В полом пространстве между фасадом и старой кирпичной облицовкой помещена гробница Сиджисмондо, доступная изнутри. Но на боковых фасадах такого пространства нет, ибо здесь круглые широкие арки не просто рельефны, а отделены: и в нишах помещены большие каменные саркофаги, стоящие на красноугольном парапете. В них покоятся кости гуманистов и философов двора Джисмондо. Когда храм был построен, было предусмотрено место для четырнадцати саркофагов, чтобы заключить в них самый почетный прах в Италии; но судьба незавершенности, постигшая храм, не пощадила и этот грандиозный замысел. Только семь гробниц стоят на парапете, семь других пустых арок не хранят никаких прославленных мертвецов.

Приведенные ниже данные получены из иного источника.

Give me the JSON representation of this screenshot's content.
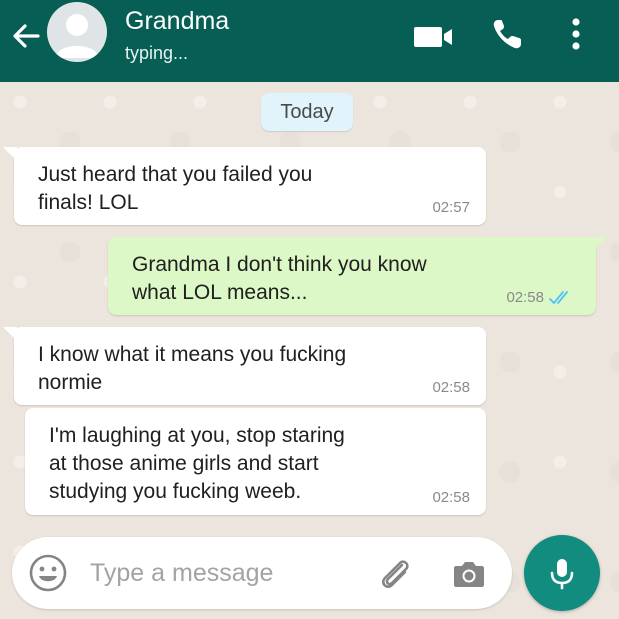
{
  "header": {
    "contact_name": "Grandma",
    "status": "typing...",
    "icons": [
      "back-arrow-icon",
      "avatar-placeholder-icon",
      "video-call-icon",
      "phone-call-icon",
      "more-options-icon"
    ]
  },
  "chat": {
    "date_label": "Today",
    "messages": [
      {
        "direction": "incoming",
        "text": "Just heard that you failed you\nfinals! LOL",
        "time": "02:57"
      },
      {
        "direction": "outgoing",
        "text": "Grandma I don't think you know\nwhat LOL means...",
        "time": "02:58",
        "status": "read"
      },
      {
        "direction": "incoming",
        "text": "I know what it means you fucking\nnormie",
        "time": "02:58"
      },
      {
        "direction": "incoming",
        "text": "I'm laughing at you, stop staring\nat those anime girls and start\nstudying you fucking weeb.",
        "time": "02:58"
      }
    ]
  },
  "composer": {
    "placeholder": "Type a message",
    "value": "",
    "icons": [
      "emoji-icon",
      "attach-icon",
      "camera-icon",
      "mic-icon"
    ]
  },
  "colors": {
    "header": "#075e54",
    "incoming_bubble": "#ffffff",
    "outgoing_bubble": "#dcf8c6",
    "date_chip": "#e1f3fb",
    "mic_button": "#128c7e",
    "read_ticks": "#4fc3f7",
    "wallpaper": "#ece5dd"
  }
}
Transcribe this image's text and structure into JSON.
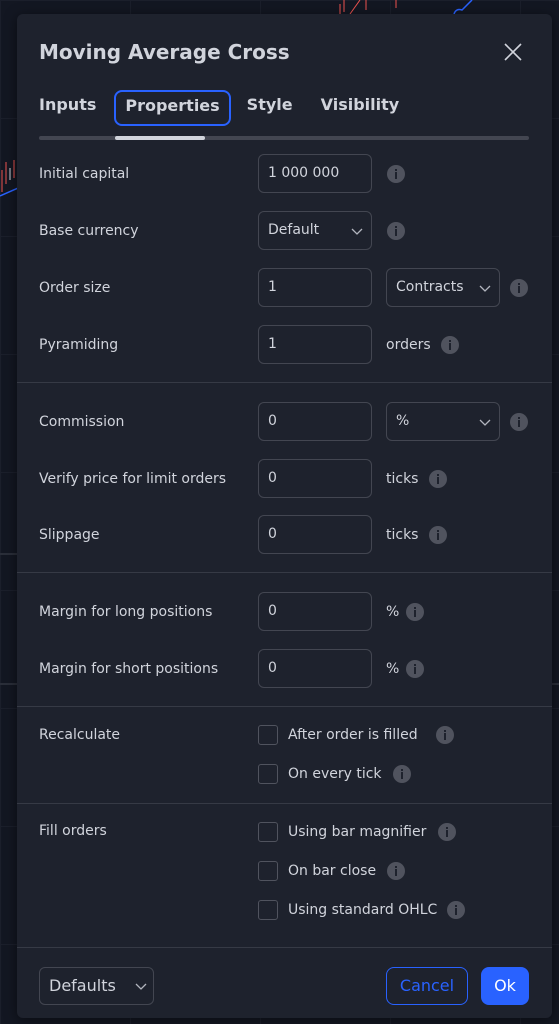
{
  "dialog": {
    "title": "Moving Average Cross",
    "close_icon": "close-icon"
  },
  "tabs": [
    {
      "label": "Inputs",
      "active": false
    },
    {
      "label": "Properties",
      "active": true
    },
    {
      "label": "Style",
      "active": false
    },
    {
      "label": "Visibility",
      "active": false
    }
  ],
  "fields": {
    "initial_capital": {
      "label": "Initial capital",
      "value": "1 000 000"
    },
    "base_currency": {
      "label": "Base currency",
      "value": "Default"
    },
    "order_size": {
      "label": "Order size",
      "value": "1",
      "unit": "Contracts"
    },
    "pyramiding": {
      "label": "Pyramiding",
      "value": "1",
      "suffix": "orders"
    },
    "commission": {
      "label": "Commission",
      "value": "0",
      "unit": "%"
    },
    "verify_price": {
      "label": "Verify price for limit orders",
      "value": "0",
      "suffix": "ticks"
    },
    "slippage": {
      "label": "Slippage",
      "value": "0",
      "suffix": "ticks"
    },
    "margin_long": {
      "label": "Margin for long positions",
      "value": "0",
      "suffix": "%"
    },
    "margin_short": {
      "label": "Margin for short positions",
      "value": "0",
      "suffix": "%"
    }
  },
  "recalculate": {
    "label": "Recalculate",
    "options": [
      {
        "label": "After order is filled",
        "checked": false
      },
      {
        "label": "On every tick",
        "checked": false
      }
    ]
  },
  "fill_orders": {
    "label": "Fill orders",
    "options": [
      {
        "label": "Using bar magnifier",
        "checked": false
      },
      {
        "label": "On bar close",
        "checked": false
      },
      {
        "label": "Using standard OHLC",
        "checked": false
      }
    ]
  },
  "footer": {
    "defaults_label": "Defaults",
    "cancel_label": "Cancel",
    "ok_label": "Ok"
  },
  "colors": {
    "accent": "#2962ff",
    "dialog_bg": "#1e222d",
    "page_bg": "#131722",
    "text": "#d1d4dc"
  }
}
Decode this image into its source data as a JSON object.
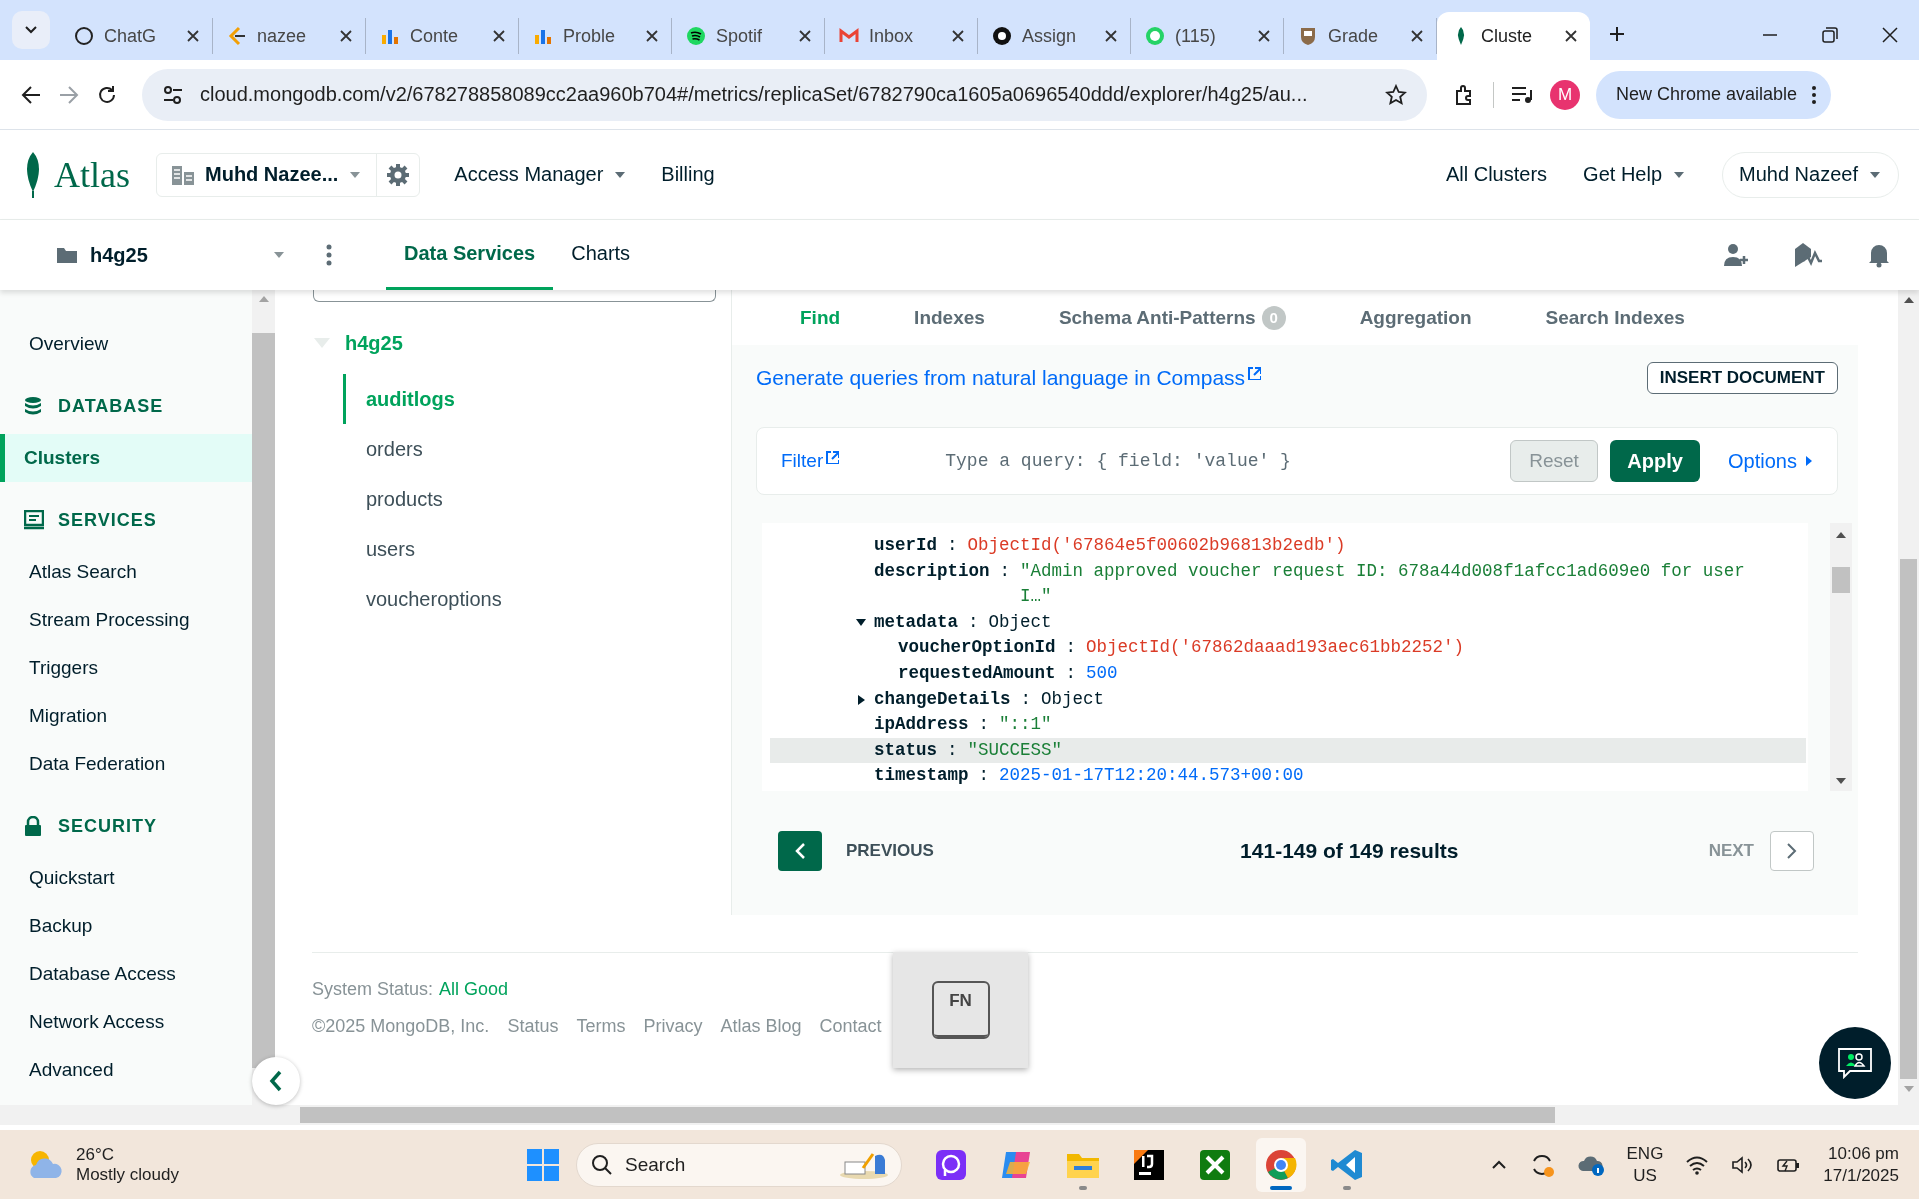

Проходя через низкую дверь под центральной аркой фасада, мы поражаемся богатому и странному впечатлению от интерьера — вдвойне впечатляющему после строгости снаружи. Неф снабжен восемью боковыми капеллами, огороженными высокой балюстрадой; их по четыре с каждой стороны, причем две центральные находятся в двойных пролетах, в то время как значительное пространство стены отделяет первую и последнюю с каждой стороны от них. Стена между арками, разделенная тонкими колоннами, окрашена попеременно в бледно-морской зеленый и самый светлый красный; фриз несет те же оттенки; поперек него перекинуты тяжелые фестоны из желтовато-белого мрамора. Скульптурные колонны и перила капелл также окрашены в подобные нежные цвета. Барельефы Ферруччи с играющими детьми выделяются на фоне самого бледного, неглазурованного, сине-зеленого цвета, а под ними балюстрада просто белая, в то время как под изящными нетонированными низкими рельефами Агостино перила выполнены из богатейшей темно-красной брекчии, искусно украшенной скульптурами двуглавых слонов. Позади грубых фигур Чуффани фон из тусклого золота, в то время как здесь и там со всех сторон оттенок золота слабо очерчивает и брызжет на желтоватый мрамор. На фризе, на щитах путти, над дверными проемами, на колоннах и гробницах, над самыми головами святых в их капеллах мы находим двойную монограмму Сиджисмондо и его любовницы. Сами святые не в безопасности. Изотта носит одежды и крылья святого Михаила. Над балюстрадами капелл процветает ее роза, а изображение Сиджисмондо вырезано на колоннах. Так что от пьедестала до карниза вся великая церковь является одним памятником страсти, которая бросила ей вызов.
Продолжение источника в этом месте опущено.